> From: Ed Gerck <[EMAIL PROTECTED]>

    > maybe this is what the market wants -- a multiple-protocol Internet,
    > where tools for IPv4/IPv6 interoperation will be needed ... and valued.

This relates to an approach that seems more fruitful, to me - let's try and
figure out things that sidestep this incredibly divisive, upsetting and
fundamentally unproductive argument, and try and find useful things we can do
to make things work better.

    > Which can, undoubtably, be put in a sound theoretical framework for
    > NATs, in network topology. NATs do not have to be a hack.

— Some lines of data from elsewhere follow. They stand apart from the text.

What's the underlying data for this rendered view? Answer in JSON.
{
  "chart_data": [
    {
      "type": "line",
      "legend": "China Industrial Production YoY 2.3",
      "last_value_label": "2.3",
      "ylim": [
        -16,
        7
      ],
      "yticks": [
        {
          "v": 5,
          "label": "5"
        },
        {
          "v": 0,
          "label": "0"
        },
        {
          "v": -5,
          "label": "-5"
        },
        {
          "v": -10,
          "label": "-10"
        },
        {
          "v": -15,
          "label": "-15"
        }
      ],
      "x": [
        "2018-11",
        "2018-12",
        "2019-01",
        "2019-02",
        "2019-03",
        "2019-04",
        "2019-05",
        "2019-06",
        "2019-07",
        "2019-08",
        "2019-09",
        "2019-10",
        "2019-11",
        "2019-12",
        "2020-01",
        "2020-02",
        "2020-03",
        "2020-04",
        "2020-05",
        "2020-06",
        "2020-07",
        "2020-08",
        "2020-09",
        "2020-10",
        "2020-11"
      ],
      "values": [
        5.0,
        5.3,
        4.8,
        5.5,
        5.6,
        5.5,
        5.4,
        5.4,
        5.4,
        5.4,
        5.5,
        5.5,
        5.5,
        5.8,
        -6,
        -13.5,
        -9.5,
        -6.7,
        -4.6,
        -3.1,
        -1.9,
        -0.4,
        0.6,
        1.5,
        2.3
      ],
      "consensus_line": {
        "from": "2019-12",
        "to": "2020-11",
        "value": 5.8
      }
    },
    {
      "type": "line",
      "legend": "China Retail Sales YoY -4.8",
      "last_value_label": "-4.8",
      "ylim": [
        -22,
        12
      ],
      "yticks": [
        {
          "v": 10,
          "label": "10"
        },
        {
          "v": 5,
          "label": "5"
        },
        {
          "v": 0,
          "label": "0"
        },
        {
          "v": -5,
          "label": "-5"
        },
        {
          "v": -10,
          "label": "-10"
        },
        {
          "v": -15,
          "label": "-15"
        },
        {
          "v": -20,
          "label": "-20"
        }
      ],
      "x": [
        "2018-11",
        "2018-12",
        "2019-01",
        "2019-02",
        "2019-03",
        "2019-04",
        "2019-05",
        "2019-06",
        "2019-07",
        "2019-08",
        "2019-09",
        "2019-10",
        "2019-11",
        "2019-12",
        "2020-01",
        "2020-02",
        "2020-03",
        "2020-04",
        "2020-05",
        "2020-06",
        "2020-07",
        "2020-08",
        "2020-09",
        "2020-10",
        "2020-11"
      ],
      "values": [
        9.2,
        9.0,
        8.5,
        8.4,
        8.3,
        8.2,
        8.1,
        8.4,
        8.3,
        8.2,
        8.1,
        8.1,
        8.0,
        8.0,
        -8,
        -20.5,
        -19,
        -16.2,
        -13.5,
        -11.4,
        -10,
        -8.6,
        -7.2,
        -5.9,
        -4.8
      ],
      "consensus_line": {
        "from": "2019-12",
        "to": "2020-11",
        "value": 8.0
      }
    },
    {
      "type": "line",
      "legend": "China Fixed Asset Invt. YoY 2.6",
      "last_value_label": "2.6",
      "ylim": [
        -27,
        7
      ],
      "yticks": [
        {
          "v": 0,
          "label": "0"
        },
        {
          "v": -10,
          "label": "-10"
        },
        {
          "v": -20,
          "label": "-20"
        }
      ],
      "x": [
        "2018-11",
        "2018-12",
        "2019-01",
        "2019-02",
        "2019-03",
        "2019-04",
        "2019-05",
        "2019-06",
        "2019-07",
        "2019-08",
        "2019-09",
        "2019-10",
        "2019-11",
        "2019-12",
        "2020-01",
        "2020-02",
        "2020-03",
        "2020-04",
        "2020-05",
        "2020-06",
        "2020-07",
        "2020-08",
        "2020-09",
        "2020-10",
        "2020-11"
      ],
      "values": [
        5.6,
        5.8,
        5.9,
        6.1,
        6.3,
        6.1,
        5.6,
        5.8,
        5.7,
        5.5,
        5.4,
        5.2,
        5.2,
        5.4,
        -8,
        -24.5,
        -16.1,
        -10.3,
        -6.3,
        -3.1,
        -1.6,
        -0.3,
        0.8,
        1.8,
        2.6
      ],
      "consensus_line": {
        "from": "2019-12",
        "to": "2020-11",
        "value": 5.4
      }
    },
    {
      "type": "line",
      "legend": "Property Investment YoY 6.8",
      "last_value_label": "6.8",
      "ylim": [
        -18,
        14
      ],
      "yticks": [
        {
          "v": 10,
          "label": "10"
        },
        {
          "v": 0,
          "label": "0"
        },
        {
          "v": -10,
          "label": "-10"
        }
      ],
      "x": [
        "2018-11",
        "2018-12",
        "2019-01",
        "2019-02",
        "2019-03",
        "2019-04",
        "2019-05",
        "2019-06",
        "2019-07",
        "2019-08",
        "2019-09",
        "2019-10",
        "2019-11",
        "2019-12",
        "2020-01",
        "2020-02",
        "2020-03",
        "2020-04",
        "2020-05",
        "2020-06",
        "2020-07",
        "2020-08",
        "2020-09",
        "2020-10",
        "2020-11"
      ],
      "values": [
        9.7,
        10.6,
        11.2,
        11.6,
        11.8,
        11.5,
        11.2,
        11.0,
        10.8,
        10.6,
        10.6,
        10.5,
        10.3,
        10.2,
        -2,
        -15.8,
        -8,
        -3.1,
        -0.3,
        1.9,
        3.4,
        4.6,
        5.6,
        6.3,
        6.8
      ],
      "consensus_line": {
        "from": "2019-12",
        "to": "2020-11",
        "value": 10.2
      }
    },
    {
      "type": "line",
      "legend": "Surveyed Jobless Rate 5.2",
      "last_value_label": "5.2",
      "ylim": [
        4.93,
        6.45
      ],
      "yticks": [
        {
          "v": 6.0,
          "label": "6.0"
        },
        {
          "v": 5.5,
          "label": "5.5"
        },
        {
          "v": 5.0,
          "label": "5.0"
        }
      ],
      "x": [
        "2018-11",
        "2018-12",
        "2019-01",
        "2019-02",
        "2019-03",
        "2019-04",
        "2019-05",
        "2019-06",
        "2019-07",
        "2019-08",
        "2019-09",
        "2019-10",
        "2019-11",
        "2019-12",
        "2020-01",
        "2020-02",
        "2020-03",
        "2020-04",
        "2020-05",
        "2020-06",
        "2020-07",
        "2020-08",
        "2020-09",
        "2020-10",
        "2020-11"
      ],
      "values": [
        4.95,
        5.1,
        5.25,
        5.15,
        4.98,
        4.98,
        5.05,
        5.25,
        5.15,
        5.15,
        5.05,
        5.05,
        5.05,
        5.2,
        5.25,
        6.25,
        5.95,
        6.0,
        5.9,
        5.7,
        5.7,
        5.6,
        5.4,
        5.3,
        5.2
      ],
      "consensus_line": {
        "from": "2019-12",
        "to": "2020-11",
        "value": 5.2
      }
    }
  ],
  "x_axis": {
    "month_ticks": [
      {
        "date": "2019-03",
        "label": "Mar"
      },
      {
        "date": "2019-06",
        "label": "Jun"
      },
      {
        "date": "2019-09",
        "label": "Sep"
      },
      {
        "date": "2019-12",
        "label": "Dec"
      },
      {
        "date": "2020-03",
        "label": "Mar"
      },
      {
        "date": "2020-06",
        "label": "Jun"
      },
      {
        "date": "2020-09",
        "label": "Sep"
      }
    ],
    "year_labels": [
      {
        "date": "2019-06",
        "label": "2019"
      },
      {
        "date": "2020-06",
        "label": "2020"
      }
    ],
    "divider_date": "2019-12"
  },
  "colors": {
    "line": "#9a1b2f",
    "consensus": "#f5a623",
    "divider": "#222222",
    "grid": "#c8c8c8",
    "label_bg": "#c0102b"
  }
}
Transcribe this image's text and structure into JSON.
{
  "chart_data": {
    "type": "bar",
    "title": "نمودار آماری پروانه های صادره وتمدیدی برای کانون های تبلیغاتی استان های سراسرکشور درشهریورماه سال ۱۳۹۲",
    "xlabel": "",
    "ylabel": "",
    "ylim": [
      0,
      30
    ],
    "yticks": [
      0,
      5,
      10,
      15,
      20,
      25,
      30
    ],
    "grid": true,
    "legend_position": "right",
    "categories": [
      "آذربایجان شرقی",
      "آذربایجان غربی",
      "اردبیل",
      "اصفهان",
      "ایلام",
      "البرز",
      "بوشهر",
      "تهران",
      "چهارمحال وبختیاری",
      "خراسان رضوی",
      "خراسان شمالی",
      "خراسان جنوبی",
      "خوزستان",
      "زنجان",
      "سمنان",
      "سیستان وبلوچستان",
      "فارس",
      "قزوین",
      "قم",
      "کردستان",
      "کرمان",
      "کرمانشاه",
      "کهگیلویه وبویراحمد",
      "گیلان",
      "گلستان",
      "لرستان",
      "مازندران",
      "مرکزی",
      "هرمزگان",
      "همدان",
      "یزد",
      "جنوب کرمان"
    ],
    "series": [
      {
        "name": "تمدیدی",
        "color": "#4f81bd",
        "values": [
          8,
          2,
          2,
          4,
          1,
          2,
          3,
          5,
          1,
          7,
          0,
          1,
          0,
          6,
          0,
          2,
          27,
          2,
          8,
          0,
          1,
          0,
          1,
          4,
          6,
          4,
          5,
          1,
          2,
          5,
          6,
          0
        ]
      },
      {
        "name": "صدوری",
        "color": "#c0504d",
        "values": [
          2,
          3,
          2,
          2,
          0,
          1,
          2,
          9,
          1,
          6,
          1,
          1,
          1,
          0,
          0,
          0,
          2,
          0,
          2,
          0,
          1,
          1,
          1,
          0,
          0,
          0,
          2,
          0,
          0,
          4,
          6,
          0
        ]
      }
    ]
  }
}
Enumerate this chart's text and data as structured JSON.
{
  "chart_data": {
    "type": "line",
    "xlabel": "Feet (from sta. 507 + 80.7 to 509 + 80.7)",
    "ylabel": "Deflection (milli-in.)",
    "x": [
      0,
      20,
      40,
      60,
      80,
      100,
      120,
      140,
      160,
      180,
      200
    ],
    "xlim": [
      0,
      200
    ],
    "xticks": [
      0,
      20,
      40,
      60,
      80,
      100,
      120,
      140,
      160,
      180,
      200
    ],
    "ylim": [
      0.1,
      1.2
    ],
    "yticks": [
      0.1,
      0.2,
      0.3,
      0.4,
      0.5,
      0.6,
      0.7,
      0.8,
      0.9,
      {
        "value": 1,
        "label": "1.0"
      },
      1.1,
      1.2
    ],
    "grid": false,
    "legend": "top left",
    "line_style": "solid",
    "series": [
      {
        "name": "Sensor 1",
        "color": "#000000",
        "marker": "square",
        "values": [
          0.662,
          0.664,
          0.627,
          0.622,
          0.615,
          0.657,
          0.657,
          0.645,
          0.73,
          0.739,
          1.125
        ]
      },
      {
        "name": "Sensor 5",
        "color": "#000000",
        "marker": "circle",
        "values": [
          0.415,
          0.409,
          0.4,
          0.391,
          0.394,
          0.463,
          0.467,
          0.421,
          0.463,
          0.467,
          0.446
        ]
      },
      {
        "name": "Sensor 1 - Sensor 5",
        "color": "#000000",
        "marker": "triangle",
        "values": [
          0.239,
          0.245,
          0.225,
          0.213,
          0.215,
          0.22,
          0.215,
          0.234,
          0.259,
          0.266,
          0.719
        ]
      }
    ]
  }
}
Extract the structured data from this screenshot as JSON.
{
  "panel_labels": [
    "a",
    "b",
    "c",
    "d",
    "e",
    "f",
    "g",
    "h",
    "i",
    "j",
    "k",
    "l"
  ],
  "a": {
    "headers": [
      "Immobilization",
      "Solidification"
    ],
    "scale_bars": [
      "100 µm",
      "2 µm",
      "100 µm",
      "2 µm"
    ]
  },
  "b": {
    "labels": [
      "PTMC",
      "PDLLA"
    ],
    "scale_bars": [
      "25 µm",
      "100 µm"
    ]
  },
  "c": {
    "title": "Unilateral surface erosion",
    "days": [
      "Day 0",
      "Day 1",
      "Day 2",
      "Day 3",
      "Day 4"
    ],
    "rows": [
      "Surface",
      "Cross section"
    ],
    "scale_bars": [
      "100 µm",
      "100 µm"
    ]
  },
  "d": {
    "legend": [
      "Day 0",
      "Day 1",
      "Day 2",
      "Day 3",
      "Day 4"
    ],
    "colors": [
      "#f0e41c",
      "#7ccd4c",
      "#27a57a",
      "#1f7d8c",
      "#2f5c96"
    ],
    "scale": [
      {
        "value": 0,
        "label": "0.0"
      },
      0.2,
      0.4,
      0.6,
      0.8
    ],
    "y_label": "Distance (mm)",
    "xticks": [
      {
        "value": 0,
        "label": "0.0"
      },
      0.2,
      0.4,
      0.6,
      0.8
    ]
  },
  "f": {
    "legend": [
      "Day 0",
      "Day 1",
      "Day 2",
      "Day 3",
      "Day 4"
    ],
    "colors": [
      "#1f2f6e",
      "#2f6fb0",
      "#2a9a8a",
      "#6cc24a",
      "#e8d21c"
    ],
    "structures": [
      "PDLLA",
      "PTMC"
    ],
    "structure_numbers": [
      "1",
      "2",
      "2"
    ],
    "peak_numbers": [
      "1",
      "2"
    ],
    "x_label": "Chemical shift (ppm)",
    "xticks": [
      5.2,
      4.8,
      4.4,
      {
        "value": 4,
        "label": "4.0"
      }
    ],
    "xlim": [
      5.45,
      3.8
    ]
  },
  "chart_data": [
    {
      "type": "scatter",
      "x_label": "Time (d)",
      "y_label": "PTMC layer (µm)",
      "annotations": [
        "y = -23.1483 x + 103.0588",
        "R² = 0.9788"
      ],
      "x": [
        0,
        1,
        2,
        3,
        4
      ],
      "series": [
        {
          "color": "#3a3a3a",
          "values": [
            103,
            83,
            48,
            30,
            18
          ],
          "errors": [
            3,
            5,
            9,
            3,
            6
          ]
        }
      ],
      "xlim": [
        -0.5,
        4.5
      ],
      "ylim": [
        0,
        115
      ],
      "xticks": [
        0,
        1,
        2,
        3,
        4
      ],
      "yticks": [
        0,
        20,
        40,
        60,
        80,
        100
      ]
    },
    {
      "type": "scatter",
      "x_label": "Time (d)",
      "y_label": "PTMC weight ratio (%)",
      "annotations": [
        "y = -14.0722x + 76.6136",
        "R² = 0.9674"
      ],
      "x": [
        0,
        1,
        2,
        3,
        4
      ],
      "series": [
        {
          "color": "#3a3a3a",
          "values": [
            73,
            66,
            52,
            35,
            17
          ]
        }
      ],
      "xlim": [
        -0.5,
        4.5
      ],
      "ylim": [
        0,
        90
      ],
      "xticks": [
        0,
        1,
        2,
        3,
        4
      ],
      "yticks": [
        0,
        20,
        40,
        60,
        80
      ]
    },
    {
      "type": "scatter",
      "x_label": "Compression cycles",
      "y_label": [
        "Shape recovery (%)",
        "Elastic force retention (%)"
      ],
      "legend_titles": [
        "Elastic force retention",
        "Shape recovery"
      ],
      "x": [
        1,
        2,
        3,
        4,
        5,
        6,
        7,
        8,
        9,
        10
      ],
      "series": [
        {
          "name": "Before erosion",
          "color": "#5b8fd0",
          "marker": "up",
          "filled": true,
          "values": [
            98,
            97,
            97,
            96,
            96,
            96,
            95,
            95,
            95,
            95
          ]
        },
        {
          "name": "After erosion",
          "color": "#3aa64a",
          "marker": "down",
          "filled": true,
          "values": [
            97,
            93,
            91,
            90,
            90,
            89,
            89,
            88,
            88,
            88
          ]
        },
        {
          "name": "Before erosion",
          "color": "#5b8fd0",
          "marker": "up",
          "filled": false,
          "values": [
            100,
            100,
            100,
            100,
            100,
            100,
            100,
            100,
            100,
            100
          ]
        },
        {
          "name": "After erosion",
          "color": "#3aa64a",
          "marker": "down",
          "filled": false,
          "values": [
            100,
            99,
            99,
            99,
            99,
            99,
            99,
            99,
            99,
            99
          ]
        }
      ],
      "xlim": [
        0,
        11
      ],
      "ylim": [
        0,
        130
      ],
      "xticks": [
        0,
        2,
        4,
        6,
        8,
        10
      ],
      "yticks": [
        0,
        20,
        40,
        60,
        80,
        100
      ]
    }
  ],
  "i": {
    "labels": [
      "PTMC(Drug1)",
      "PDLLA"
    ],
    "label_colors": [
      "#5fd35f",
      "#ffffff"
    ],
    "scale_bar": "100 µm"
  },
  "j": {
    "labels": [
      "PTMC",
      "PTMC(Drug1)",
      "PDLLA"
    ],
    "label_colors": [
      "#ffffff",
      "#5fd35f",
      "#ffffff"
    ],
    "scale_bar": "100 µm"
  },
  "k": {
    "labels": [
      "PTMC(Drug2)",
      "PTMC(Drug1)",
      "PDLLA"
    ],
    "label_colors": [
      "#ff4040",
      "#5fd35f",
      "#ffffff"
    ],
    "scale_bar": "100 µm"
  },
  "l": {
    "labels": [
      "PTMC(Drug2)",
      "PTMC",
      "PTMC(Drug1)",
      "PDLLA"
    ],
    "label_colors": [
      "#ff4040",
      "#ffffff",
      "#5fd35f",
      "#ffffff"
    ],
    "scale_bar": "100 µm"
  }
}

Well, the fundamental architectural premise of NAT's *as we know them today* -
that there are no globally unique names at the internetwork level - is one
which is inherently problematic (long architectural rant explaining why
omitted). So I don't think that the classic NAT model is a good idea,
long-term.

However, I think it's a bit of a logical fault to think that the only options
are i) IPv6 and ii) NAT's. That's like saying that if my dog's not in my
office, he must be on Mars - there are other alternatives! This is especially
true in the long run; we may be stuck with NAT in the very short term, but
in the longer term we can explore other alternatives.

    > NATs ... seem to have been discovered before being modeled, that is
    > all.

Umm, not quite, IIRC. Papers by Paul Tsuchiya and Van Jacobsen discussed the
concept a long time before any were commercially available.